Obviously, it is not the only challenge. Automation on its own does not guarantee foolproof results. If at some point tests stop to fail, it is a good point to question if the data inserted should be actualized. Maybe even randomized if it was mocked in the first place? As such challenges arise, the cost of automation skyrockets. Reality checks should be made against the scale of the operation to reestablish if such effort is really necessary for the scope of the application. The established ratio between test types is a variable, not a constant, and can change over time.
For example, some table-based widget becomes deprecated and the data presented could not be actual anymore. At this point, testing code refactoring is due, so that false tests wouldn’t spoil the grand picture. Also, consensus should be achieved on whether the new widget or its reformed self should be automated all over again. Is it worth the investment? Does the core logic testing actually cover the new functionality?
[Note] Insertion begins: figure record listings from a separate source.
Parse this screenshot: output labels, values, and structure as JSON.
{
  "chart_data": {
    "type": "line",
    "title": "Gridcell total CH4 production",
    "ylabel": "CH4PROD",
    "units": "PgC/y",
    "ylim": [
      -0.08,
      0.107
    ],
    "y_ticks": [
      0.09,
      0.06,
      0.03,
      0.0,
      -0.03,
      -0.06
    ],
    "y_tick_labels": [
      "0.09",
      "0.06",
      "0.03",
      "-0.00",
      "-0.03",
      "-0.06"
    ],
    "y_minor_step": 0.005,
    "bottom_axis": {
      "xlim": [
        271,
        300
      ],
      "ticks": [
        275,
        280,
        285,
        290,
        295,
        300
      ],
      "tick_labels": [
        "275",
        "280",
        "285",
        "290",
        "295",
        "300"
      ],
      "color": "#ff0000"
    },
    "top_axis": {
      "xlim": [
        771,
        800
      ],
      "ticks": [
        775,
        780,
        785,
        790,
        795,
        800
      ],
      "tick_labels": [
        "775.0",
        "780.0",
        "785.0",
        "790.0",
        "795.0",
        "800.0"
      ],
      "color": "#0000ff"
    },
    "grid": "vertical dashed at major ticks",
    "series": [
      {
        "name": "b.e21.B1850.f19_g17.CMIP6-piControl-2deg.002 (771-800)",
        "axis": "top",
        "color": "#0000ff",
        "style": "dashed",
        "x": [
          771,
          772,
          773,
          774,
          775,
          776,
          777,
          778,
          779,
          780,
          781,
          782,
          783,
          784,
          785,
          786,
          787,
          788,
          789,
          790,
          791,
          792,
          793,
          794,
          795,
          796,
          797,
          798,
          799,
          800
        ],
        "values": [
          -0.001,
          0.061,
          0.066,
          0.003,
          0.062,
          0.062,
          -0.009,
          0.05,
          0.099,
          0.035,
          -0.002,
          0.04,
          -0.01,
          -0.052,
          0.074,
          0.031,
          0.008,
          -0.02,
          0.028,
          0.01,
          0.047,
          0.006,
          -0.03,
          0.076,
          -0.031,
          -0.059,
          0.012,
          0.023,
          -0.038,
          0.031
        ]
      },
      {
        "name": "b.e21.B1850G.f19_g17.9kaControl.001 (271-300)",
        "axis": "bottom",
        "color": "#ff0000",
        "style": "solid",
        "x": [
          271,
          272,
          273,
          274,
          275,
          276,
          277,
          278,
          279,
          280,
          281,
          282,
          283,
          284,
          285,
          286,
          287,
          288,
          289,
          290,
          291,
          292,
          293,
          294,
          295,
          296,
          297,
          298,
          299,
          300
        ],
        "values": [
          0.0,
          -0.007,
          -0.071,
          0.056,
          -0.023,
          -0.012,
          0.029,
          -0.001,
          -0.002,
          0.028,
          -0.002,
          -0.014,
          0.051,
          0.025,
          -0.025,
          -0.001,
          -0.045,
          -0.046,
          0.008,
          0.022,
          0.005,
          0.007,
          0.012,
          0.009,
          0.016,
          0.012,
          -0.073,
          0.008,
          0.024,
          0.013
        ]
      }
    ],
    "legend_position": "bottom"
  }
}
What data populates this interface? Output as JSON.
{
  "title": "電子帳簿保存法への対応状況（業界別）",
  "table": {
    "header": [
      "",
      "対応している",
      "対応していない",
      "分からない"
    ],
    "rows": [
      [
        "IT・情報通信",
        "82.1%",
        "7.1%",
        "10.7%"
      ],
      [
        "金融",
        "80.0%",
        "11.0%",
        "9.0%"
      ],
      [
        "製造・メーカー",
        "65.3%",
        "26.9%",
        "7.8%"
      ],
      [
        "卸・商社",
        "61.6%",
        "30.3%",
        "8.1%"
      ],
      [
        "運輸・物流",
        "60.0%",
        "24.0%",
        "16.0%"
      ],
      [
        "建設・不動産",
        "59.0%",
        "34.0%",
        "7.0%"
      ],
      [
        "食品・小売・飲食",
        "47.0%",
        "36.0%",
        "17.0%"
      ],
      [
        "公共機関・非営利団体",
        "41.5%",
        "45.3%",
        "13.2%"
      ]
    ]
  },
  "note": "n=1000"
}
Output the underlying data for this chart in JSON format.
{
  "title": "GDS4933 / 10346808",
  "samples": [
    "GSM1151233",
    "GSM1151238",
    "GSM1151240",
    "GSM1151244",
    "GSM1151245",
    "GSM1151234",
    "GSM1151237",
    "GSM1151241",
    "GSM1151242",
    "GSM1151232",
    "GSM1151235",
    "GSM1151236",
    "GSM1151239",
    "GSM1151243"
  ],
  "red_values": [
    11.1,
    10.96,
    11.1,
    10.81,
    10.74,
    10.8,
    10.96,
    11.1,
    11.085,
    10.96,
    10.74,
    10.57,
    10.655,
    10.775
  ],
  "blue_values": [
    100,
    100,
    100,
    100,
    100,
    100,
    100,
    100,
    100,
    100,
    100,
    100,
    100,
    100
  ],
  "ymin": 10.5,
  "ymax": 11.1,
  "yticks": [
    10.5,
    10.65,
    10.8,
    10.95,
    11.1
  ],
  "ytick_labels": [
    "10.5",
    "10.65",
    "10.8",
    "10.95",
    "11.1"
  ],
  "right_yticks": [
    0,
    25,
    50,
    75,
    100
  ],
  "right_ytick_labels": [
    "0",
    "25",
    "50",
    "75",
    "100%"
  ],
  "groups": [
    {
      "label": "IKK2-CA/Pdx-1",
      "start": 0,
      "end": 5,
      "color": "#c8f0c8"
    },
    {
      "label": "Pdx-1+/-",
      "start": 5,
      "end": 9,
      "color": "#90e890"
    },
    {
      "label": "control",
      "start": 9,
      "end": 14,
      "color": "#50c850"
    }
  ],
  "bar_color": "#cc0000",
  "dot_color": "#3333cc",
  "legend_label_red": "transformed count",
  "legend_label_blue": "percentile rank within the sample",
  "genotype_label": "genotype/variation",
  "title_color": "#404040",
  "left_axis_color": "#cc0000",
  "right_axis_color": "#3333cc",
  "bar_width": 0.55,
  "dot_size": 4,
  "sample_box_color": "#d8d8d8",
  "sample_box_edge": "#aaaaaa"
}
Likewise, it is important to keep track of manual testing. If earlier features have not been stabilized during the initial phases of development and got stockpiled under a bunch of new ones, then maybe release notes testing should be postponed. At this point, it will be worth rechecking the earlier requirements to ensure the foundation of the application is firm and trustworthy to be built upon.
Bottom line: Keep the balance between test types to support the objectives of the application. Do not overdo one or the other to even the score as this approach can be costly.
To summarise
Unfortunately, fallacies of rare endeavors can be foretold seamlessly in advance. No matter how prepared the team may be, there will always be unexpected challenges that are not covered by guides or information articles.
We can adapt strategies and principles, general thinking, and study cases to expand upon and evolve further. However combining manual testing with automation still remains a learning process that is mostly unique for every business. The key to understanding the balance between the two approaches is to track tendencies and concepts that stand out and use them as anchors in the development of these practises.
The main idea still is to understand that automation is not the opposite of manual testing but a supplement. One cannot simply substitute one for the other, without understanding the context in which they are used. Almost any application can benefit from the duality of both test approaches but the ratio in which such codependency should be established is dependent on its specifics.
Bottom line: In essence, automation is the next logical step of manual testing, which aims to improve the basis of the project rather than to support its cutting edge. Dividing this unity limits the possibilities and limiting the possibilities adds additional risks.